The South African Mathematical Olympiad Third Round

Note first that there is no calm representation with 2 terms: if either $a_1$ or $a_2$ is 1 or $a_1=a_2=\frac{1}{2}$, then the sum is greater than $\frac{17}{20}$. Otherwise, the sum is at most $\frac{1}{2}+\frac{1}{3}=\frac{5}{6}<\frac{17}{20}$, thus too small.

On the other hand, there is a representation with 3 terms, namely $$\frac{17}{20}=\frac{1}{2}+\frac{1}{4}+\frac{1}{10},$$ showing that the smallest possible value of $k$ is 3.
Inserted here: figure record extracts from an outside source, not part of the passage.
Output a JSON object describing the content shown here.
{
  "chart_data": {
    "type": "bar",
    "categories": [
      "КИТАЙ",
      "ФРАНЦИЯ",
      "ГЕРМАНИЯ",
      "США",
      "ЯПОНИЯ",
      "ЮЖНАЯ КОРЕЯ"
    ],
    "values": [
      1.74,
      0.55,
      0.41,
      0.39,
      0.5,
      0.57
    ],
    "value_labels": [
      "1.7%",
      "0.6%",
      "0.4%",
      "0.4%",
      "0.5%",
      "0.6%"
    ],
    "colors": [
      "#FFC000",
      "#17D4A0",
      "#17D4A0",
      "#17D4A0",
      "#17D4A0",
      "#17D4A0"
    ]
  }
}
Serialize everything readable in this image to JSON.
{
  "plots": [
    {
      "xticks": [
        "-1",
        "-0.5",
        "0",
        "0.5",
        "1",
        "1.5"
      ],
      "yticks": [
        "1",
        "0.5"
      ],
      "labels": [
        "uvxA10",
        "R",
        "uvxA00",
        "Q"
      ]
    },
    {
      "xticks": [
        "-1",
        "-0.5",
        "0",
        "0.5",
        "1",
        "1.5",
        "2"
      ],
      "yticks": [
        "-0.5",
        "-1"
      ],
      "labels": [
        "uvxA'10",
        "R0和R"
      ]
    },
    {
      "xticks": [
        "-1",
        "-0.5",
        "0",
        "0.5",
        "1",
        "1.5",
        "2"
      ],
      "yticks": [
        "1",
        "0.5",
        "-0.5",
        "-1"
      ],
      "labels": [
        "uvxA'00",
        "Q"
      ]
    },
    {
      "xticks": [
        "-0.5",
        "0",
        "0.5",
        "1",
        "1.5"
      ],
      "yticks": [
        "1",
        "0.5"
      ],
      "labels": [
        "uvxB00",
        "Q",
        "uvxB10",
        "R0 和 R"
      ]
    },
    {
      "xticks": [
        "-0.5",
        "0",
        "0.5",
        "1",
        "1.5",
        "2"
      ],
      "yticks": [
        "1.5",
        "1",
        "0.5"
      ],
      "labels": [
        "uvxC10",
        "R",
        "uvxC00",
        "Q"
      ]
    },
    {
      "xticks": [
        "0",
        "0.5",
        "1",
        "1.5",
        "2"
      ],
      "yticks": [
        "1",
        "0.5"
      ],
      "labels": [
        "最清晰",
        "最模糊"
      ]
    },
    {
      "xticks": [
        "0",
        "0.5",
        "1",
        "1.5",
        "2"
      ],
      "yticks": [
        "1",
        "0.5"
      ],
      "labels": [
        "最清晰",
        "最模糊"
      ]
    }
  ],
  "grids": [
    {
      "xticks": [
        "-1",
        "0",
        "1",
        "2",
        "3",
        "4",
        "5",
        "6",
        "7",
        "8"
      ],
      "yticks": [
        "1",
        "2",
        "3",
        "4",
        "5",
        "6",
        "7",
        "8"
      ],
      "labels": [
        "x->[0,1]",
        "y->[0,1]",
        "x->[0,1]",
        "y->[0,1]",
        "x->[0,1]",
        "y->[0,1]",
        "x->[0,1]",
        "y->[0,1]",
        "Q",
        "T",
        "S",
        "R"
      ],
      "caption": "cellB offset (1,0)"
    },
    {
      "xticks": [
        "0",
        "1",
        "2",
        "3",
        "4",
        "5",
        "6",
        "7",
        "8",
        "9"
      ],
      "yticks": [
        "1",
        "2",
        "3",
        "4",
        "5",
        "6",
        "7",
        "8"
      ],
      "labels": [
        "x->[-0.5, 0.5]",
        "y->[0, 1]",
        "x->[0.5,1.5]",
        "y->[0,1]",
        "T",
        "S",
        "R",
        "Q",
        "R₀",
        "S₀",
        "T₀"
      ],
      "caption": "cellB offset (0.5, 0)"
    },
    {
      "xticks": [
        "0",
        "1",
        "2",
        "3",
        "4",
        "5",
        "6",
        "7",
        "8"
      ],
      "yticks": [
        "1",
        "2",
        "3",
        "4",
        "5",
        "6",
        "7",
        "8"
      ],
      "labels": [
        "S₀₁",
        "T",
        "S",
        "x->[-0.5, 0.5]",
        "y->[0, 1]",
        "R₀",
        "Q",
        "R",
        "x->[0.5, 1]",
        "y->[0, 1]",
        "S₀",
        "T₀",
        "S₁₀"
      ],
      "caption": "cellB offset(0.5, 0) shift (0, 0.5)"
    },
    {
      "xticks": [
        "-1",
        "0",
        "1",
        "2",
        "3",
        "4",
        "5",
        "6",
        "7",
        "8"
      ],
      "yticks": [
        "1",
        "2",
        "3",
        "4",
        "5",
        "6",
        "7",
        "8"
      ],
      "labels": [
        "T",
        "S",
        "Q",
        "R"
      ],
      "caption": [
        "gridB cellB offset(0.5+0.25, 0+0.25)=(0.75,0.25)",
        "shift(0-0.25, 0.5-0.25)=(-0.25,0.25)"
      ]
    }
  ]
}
Now we show that there are infinitely many calm representations: take $a_1=5\cdot 2^{4n+1}$ and consider the difference $$\frac{17}{20}-\frac{1}{5\cdot 2^{4n+1}}=\frac{17\cdot 2^{4n-1}-1}{5\cdot 2^{4n+1}}.$$ Since $2^4=16\equiv 1\mathrm{mod}5$, the numerator is $17\cdot 2^{4n-1}-1\equiv 17\cdot 8-1=135\equiv 0\mathrm{mod}5$. Thus the factor 5 cancels, and we have $$\frac{17}{20}-\frac{1}{5\cdot 2^{4n+1}}=\frac{A}{2^{4n+1}}$$ for some positive integer $A<2^{4n+1}$. Since $A$ has a binary representation as $A=2^{b_1}+2^{b_2}+\cdots +2^{b_r}$ with distinct nonnegative integers $b_1,b_2,\dots ,b_r$, we get $$\frac{17}{20}=\frac{1}{5\cdot 2^{4n+1}}+\frac{1}{2^{4n+1-b_1}}+\frac{1}{2^{4n+1-b_2}}+\cdots +\frac{1}{2^{4n+1-b_r}},$$ which is a calm representation for every $n$. This completes the proof.